C'était un marchand de cochonnaille, devenu prince par les hasards de la filiation. Sa couronne était de lard fumé ; son sceptre, qui avait la forme d'un caducée, se composait d’une saucisse de Strasbourg et d’un gros cornichon. Son compte en banque était plus confortable qu’un trône, car il avait hérité de son grand-père d'une principauté d’opérette qui lui rapportait plus d'argent que son commerce. Il y organisait des séances de loto dont le succès auprès des veuves et des anciens bagnards était indiscutable. Il continuait cependant à fabriquer du boudin et des vol-au-vent pour le plaisir.

Il rencontra une marchande de poissons aux yeux de sole rieuse, à la bouche en forme de murène et aux seins blancs comme des carpes délavées. Dès qu'il la vit il sut qu'ils se marieraient et qu’ils entreraient un jour dans la légende du quartier. Toutefois il se demanda s'il arriverait à lui faire des enfants car il manquait d'informations sur la méthode.

Il devait en premier lieu lui parler. L'endroit était propice puisqu'il s'agissait d'une camionnette sécurisée aux vitres aveugles, garée sur un boulevard peu fréquenté, au milieu d'autres véhicules tout aussi discrets.

Il ne comprit pas tout de suite qu'elle arrondissait ses fins de mois, quand il n'y avait plus de colin à l'étalage, en rencontrant des messieurs esseulés contre de la monnaie sonnante et trébuchante. Il crut d'abord que c’était une poissonnière ambulante, mais s’aperçut assez vite de son erreur. Il lui suffit, pour cela, de constater que la camionnette n'embaumait pas seulement l'océan mais également le patchouli et d'autres senteurs moins nobles. Cette fragrance multiple, plutôt agréable pour un marchand de tripes, voilait des remugles corporels qu’il valait mieux ne pas nommer ni respirer de trop près.

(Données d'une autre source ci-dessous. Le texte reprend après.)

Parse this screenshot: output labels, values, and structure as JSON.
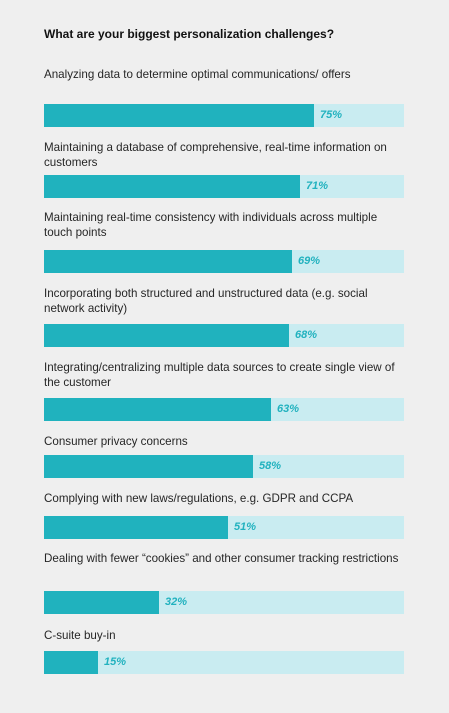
{
  "chart_data": {
    "type": "bar",
    "orientation": "horizontal",
    "title": "What are your biggest personalization challenges?",
    "xlim": [
      0,
      100
    ],
    "value_suffix": "%",
    "categories": [
      "Analyzing data to determine optimal communications/ offers",
      "Maintaining a database of comprehensive, real-time information on customers",
      "Maintaining real-time consistency with individuals across multiple touch points",
      "Incorporating both structured and unstructured data (e.g. social network activity)",
      "Integrating/centralizing multiple data sources to create single view of the customer",
      "Consumer privacy concerns",
      "Complying with new laws/regulations, e.g. GDPR and CCPA",
      "Dealing with fewer “cookies” and other consumer tracking restrictions",
      "C-suite buy-in"
    ],
    "values": [
      75,
      71,
      69,
      68,
      63,
      58,
      51,
      32,
      15
    ],
    "labels": [
      "75%",
      "71%",
      "69%",
      "68%",
      "63%",
      "58%",
      "51%",
      "32%",
      "15%"
    ],
    "colors": {
      "bar": "#20b2be",
      "track": "#c9ecf1",
      "value_label": "#22b2bf"
    }
  }
}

Il eut malgré tout envie de lui dire des mots tendres. Comme il n'en connaissait pas il se contenta de lui demander son nom, ce qui lui valut une réponse pour le moins inattendue : "Je m'appelle Églantine. Je pousse des cris quand on m'arrose."  Il trouva la répartie normale pour quelqu'un qui portait un nom de fleur. Puis il se déshabilla car il faisait très chaud. Du fait qu'il n’avait que 39 ans il ignorait que ce geste était un des préludes de l’amour. Ni ses parents ni ses précepteurs n'avaient évoqué devant lui l'existence d'une telle manœuvre.

La marchande de poissons crut qu’il voulait une passe et se déshabilla à son tour. C’est ainsi qu’il put observer pour la première fois les secrets de la féminité sans savoir pour autant quelle suite pratique il fallait donner à cette découverte. Heureusement pour son éducation, Églantine prit l’initiative. Avec autorité elle le prit dans ses bras et l'invita à étudier de plus près son anatomie. C’est alors qu’un événement incroyable se produisit. Un élément jusqu’ici négligé de son corps eut soudain un comportement autonome et ambitieux.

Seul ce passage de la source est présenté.